Sur le plan individuel, on voit des cyclistes en crise de confiance : blessures, traumatismes psychiques, blocages, stress de performance causé par des attentes, des ambitions ou des comparaisons irréalistes.

Sur le plan social, on sent le jugement de la population générale et la frilosité des assureurs, qui tendent à considérer toutes les formes de pratique cycliste comme étant extrêmes.

Sur le plan culturel, on nourrit un discours dans lequel :

• on juge l’accessibilité : « Plus les vélos grossissent, plus les sentiers ressemblent à des boulevards, de larges sentiers travaillés à la machine, exempts de roches et de racines » ou « Rouler en vélo électrique, c’est de la triche. »

• on discrédite les étapes de progression : « Devenir expert en un été» ou «Facile, cet obstacle ! Lâche les freins et suis-moi ! »

• on glorifie la prise de risque: «Sors de ta zone de confort!»

• on publicise le sport par des valeurs essentiellement masculines qui entretiennent l’élitisme du boys’ club. Se limiter à montrer que notre sport est un club d’élus, un passe-temps de crinqués, une histoire de testostérone, une activité dangereuse, c’est se mettre collectivement des bâtons dans les roues.

La réalité est que le sport offre des types de pratique variés, se démocratise et s’organise de plus en plus chaque année. On devrait s’en réjouir, célébrer et, surtout, faire la promotion de cette diversité.
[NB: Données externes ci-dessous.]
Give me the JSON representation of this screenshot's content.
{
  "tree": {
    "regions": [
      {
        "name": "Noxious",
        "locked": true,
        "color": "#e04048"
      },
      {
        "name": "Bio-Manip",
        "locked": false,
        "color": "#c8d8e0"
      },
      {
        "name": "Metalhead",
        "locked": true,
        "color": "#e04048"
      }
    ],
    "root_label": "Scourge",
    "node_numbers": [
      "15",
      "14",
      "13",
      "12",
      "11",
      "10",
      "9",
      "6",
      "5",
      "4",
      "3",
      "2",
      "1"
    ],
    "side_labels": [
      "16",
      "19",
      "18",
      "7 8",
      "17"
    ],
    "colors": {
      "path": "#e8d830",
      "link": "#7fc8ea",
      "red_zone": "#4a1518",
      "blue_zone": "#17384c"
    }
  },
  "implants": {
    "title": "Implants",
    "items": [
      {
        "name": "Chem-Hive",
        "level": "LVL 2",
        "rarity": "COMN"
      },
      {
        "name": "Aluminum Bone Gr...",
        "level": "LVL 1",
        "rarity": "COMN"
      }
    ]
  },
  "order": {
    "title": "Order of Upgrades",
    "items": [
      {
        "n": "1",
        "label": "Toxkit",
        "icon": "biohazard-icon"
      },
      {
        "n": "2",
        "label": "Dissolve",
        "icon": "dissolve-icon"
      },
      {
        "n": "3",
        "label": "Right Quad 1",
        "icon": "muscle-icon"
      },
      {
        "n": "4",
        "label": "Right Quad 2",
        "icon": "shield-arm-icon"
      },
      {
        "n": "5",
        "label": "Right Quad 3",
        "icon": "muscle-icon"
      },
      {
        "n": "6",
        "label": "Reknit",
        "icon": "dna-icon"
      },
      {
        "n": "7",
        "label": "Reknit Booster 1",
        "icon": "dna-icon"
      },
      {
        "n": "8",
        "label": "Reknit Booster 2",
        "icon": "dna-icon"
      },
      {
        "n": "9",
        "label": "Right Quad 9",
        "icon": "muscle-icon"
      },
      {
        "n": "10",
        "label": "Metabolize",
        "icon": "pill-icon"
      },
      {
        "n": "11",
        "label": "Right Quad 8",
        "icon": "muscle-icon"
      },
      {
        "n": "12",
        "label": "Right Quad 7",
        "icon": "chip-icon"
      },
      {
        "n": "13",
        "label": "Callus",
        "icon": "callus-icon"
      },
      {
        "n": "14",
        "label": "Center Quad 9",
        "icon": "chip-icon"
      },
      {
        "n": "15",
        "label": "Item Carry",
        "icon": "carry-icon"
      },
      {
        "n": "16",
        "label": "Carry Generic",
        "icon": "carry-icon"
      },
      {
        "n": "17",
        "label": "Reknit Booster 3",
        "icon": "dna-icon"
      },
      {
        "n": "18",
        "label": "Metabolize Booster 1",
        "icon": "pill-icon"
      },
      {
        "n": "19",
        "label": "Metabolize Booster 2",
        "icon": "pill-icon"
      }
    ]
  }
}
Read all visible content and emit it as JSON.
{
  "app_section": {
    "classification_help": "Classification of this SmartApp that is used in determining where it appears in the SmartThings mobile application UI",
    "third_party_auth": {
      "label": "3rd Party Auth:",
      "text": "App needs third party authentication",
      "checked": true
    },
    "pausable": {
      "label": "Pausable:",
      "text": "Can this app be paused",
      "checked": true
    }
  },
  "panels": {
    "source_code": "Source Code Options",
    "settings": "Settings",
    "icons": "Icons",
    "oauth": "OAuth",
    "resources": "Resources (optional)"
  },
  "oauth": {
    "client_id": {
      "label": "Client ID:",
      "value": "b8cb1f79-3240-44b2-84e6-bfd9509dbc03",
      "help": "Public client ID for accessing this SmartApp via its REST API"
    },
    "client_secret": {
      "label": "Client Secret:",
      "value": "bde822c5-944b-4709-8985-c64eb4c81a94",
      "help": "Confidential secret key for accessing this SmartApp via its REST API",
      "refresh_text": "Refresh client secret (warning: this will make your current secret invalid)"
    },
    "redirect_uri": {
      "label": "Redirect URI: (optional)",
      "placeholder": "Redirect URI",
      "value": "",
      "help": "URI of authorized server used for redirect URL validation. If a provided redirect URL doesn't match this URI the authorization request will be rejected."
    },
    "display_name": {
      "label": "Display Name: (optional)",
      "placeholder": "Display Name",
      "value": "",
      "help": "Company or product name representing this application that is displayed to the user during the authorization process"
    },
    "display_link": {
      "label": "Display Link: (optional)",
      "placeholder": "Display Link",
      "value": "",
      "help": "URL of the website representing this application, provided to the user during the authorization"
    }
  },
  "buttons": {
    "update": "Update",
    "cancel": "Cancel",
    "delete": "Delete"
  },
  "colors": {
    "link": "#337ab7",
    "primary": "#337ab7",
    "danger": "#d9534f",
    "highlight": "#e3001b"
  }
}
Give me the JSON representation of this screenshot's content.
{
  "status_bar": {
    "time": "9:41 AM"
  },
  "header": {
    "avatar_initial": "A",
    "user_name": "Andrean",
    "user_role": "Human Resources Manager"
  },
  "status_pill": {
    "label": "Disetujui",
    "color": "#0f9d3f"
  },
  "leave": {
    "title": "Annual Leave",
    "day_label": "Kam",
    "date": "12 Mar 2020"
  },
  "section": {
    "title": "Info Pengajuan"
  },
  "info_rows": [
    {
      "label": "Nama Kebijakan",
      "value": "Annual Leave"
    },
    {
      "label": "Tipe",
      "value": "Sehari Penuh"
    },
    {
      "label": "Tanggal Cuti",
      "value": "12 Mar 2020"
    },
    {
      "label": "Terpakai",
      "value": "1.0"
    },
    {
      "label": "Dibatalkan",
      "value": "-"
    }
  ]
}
Le vélo de montagne, comme tout dans la vie, s’apprend par étapes, avec l’expérience et le temps. Un enfant ne saute pas dans les flaques d’eau avant d’avoir appris à marcher. Même si un autre enfant le fait. Même si ça a l’air facile. Même si ça a l’air le fun.

Prendre conscience de son propre comportement, avec lucidité, c’est déjà participer à un changement de mentalité. Chacun de nous a un rôle à jouer, individuellement, socialement et culturellement, dans la mise en valeur de la diversité, du plaisir et d’une saine pratique.

© Entre roches et racines


Valoriser une pratique en pleine conscience

Au cours de vos prochaines sorties, je vous invite à prendre deux petites minutes pour observer vos propres habitudes, autant dans la réalité que sur les réseaux sociaux. Sur une échelle de 1 à 10, dans quelle mesure êtes-vous porté :

• à profiter du moment présent ?

• à vous féliciter de votre contrôle plutôt que de votre bravoure ?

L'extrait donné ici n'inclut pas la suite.